Über die Unterschiede zwischen Ideen und Daten:
The data and the idea are distinct: the software algorithm is the idea that is embedded in the self-driving cars of the future; data is an input used to produce this idea. Once the model is estimated, the data can be thrown away. …. Engineers change jobs and bring knowledge with them; people move and communicate causing ideas to diffuse, at least eventually. Data, in contrast, especially when it is “big,” may be more easily monitored and made to be highly excludable. The “idea” of machine learning is public, whereas the driving data that is fed into the machine learning algorithm is kept private; each firm is gathering its own data. … A new idea is a new production function for producing a variety while data is a factor of production.
Die eigentliche Fragestellung:
When firms restrict the sale of data to limit their exposure to creative destruction, what are the consequences? When consumers own data and can sell it, is the allocation optimal? What if data sharing is banned out of a concern for privacy?
Firmen, die den Zugang zu ihren Daten beschränken oder verhindern, schaden letztlich nur sich selbst, sonder auch der gesamten Wirtschaft eines Landes:
In an economy in which firms do not share data, firms learn only from their own production. … Contrast this with an economy in which data is shared.
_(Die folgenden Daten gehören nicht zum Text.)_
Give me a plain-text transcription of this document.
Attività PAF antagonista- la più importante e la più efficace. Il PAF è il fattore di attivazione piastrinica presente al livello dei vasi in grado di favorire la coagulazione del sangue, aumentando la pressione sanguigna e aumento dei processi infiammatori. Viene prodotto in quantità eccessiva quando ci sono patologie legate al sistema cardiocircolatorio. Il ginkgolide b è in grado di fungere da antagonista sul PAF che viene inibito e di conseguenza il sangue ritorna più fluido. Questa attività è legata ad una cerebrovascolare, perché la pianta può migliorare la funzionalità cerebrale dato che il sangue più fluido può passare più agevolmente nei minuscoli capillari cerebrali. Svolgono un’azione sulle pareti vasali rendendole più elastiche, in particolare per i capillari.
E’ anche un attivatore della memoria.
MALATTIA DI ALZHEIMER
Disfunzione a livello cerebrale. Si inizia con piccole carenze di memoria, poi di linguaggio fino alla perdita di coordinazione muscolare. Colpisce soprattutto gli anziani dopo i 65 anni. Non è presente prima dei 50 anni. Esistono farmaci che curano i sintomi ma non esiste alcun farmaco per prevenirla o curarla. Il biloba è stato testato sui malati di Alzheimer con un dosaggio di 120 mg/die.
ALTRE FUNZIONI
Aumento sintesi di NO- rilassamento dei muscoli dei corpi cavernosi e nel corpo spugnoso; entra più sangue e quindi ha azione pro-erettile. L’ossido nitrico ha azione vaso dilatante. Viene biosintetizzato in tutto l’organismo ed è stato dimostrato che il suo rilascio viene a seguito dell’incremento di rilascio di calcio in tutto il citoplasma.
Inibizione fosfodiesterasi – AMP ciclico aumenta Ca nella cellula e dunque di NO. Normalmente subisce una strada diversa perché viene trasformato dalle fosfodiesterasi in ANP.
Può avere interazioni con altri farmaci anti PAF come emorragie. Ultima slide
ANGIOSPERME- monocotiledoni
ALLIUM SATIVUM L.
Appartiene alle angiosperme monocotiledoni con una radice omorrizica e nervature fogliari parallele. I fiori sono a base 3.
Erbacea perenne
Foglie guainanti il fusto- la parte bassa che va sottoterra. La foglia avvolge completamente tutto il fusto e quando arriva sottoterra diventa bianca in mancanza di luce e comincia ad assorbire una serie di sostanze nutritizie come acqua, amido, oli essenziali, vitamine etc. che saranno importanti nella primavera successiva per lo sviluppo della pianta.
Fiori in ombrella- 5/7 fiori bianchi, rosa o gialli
In that case, the amount of data that each firm can learn from is an increasing function of the size of the economy. Therefore, the scale of the economy and the increasing returns associated with the nonrivalry of data interact.
Entscheidend für den Erfolg einer Volkswirtschaft in der Datenökonomie ist nicht die Menge der Daten oder die Größe eines Landes, sondern die Fähigkeit, den Anschluss an den weltweiten Ideen- und Datenstrom sicherzustellen:
For example, while ideas give rise to increasing returns and people create ideas, growth theory does not typically suggest that Luxembourg and Hong Kong should be much poorer than Germany and China because of their relatively small size. Instead, the view is that ideas diffuse across countries, at least eventually and in general, so that the relevant scale is the scale of the global market of connected countries rather than that of any individual economy.
Aus Sicht der Allokation, der effizienten Ressourcenverteilung, sehen die Autoren in einem Eigentumsrecht der Nutzer an ihren Daten kein Hindernis für die Datenökonomie und auch keine negativen Konsequenzen für die Personen wie überhaupt die Gesellschaft:
Instead, our analysis indicates that giving data property rights to consumers can lead to allocations that are close to optimal. Consumers appropriately balance their concerns for privacy against the economic gains that come from selling data to all interested parties.